The Nunns are a coloured family of mixed European-Zulu descent. The central figure is Cedric Nunn, a photographer, who has one daughter, Kathy (16), who is also interested in photography. One of Cedric’s great grandfathers was John Dunn, a legendary and colourful 19th century tradesman of English descent, living on the east coast, a one-time friend of Zulu King Cetswayo but who later fought against him. He wrote a diary, which was published in the 1880's. As a recognised and important Zulu-chief he owned a substantial part of land. Many Dunn-descendants are involved now into land-ownership disputes. Two other great grandfathers were English military men, Nunn and Nicholson, who were likewise involved in the Anglo-Zulu wars. The fourth was Piet Louw, an Afrikaner Boer. All of them married several Zulu wives, John Dunn the impressive number of 48! One grandmother of Cedric (the daughter of Nicholson) is 100 years old and lives isolated on a small old farm in KZN.

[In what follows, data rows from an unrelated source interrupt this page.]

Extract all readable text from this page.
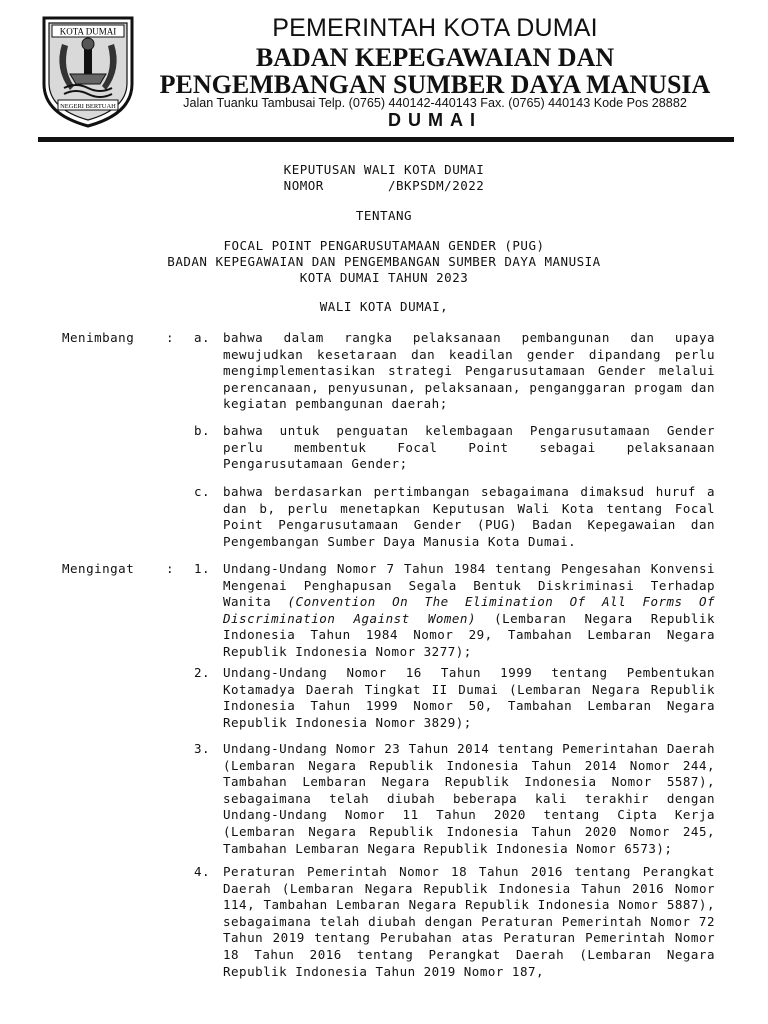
KOTA DUMAI
NEGERI BERTUAH
PEMERINTAH KOTA DUMAI
BADAN KEPEGAWAIAN DAN
PENGEMBANGAN SUMBER DAYA MANUSIA
Jalan Tuanku Tambusai Telp. (0765) 440142-440143 Fax. (0765) 440143 Kode Pos 28882
DUMAI
KEPUTUSAN WALI KOTA DUMAI
NOMOR        /BKPSDM/2022
TENTANG
FOCAL POINT PENGARUSUTAMAAN GENDER (PUG)
BADAN KEPEGAWAIAN DAN PENGEMBANGAN SUMBER DAYA MANUSIA
KOTA DUMAI TAHUN 2023
WALI KOTA DUMAI,
Menimbang	: a. bahwa dalam rangka pelaksanaan pembangunan dan upaya mewujudkan kesetaraan dan keadilan gender dipandang perlu mengimplementasikan strategi Pengarusutamaan Gender melalui perencanaan, penyusunan, pelaksanaan, penganggaran progam dan kegiatan pembangunan daerah;
b. bahwa untuk penguatan kelembagaan Pengarusutamaan Gender perlu membentuk Focal Point sebagai pelaksanaan Pengarusutamaan Gender;
c. bahwa berdasarkan pertimbangan sebagaimana dimaksud huruf a dan b, perlu menetapkan Keputusan Wali Kota tentang Focal Point Pengarusutamaan Gender (PUG) Badan Kepegawaian dan Pengembangan Sumber Daya Manusia Kota Dumai.
Mengingat	: 1. Undang-Undang Nomor 7 Tahun 1984 tentang Pengesahan Konvensi Mengenai Penghapusan Segala Bentuk Diskriminasi Terhadap Wanita (Convention On The Elimination Of All Forms Of Discrimination Against Women) (Lembaran Negara Republik Indonesia Tahun 1984 Nomor 29, Tambahan Lembaran Negara Republik Indonesia Nomor 3277);
2. Undang-Undang Nomor 16 Tahun 1999 tentang Pembentukan Kotamadya Daerah Tingkat II Dumai (Lembaran Negara Republik Indonesia Tahun 1999 Nomor 50, Tambahan Lembaran Negara Republik Indonesia Nomor 3829);
3. Undang-Undang Nomor 23 Tahun 2014 tentang Pemerintahan Daerah (Lembaran Negara Republik Indonesia Tahun 2014 Nomor 244, Tambahan Lembaran Negara Republik Indonesia Nomor 5587), sebagaimana telah diubah beberapa kali terakhir dengan Undang-Undang Nomor 11 Tahun 2020 tentang Cipta Kerja (Lembaran Negara Republik Indonesia Tahun 2020 Nomor 245, Tambahan Lembaran Negara Republik Indonesia Nomor 6573);
4. Peraturan Pemerintah Nomor 18 Tahun 2016 tentang Perangkat Daerah (Lembaran Negara Republik Indonesia Tahun 2016 Nomor 114, Tambahan Lembaran Negara Republik Indonesia Nomor 5887), sebagaimana telah diubah dengan Peraturan Pemerintah Nomor 72 Tahun 2019 tentang Perubahan atas Peraturan Pemerintah Nomor 18 Tahun 2016 tentang Perangkat Daerah (Lembaran Negara Republik Indonesia Tahun 2019 Nomor 187,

The Juggernath family is of Indian descent. Dhani Jiawon (1864-1928) from Faizabad in North India came in 1889 to Durban to work on the suger cane plantation of William Campbell. After a year he married Sundari, a widow and devoted Hindu, who had come to SA from a place near Poona. After the five-year indentured period they settled in Verulam where they lived until 1911 as farmers. Their six children were born there, the eldest was Juggernath who became a deeply religious man, and also involved in promoting educational possibilities of the Indian community. Among the descendants are Spider and Janey, both activists who were involved in several operations in the struggle. Spider ran running for election as a local councillor for the ANC in 2000. Janey is a teacher in a primary school and active member of SATU, the South African Teachers Union. There is a special but different relation of the family members to India and South Africa and aspects of Indian religion and culture, from an outward condemnation of backward traditions to respectful embracement.

The Mthethwa traces itself to Zonkezizwe Mthethwa, better known by his nickname 'khekhekhe'. Born in 1919, he is a well-known traditional healer or sangoma living in the area of Ngudwini. He receives his patients and trains some of his children but also others in the profession of sangoma. Khekhekhe stems of a long line of Mthethwa's, a prominent Zulu family, and claims to be a descendant of Dingiswayo, Shaka's mentor. Quite central among the houses of Khekhekhe’s compound is the burial ground where a few of his forefathers are buried. He is also the official history keeper of the Mthethewa's and the presence of the ancestors is very important in that respect. Every year on the 23rd of February there is a special ritual where Khekhekhe pays respect to the ancestors and recites their names.

Khekhekhe claims to have had 14 wives, of whom 7 are still alive. Among these 7 wives are three pair of sisters. He also claims to have close to a 100 children, which says a lot about his status and income as a widely known healer. His eldest son is Mfanawezulu, his eldest son, who works as a bus driver in Durban. Mfanawezulu married two wives, but divorced one of them. His third son, Qondokuhle, is a gifted guitar-player.

Among the other families featured are those of Solomon Tshekisho Plaatje and Dolly Rathebe.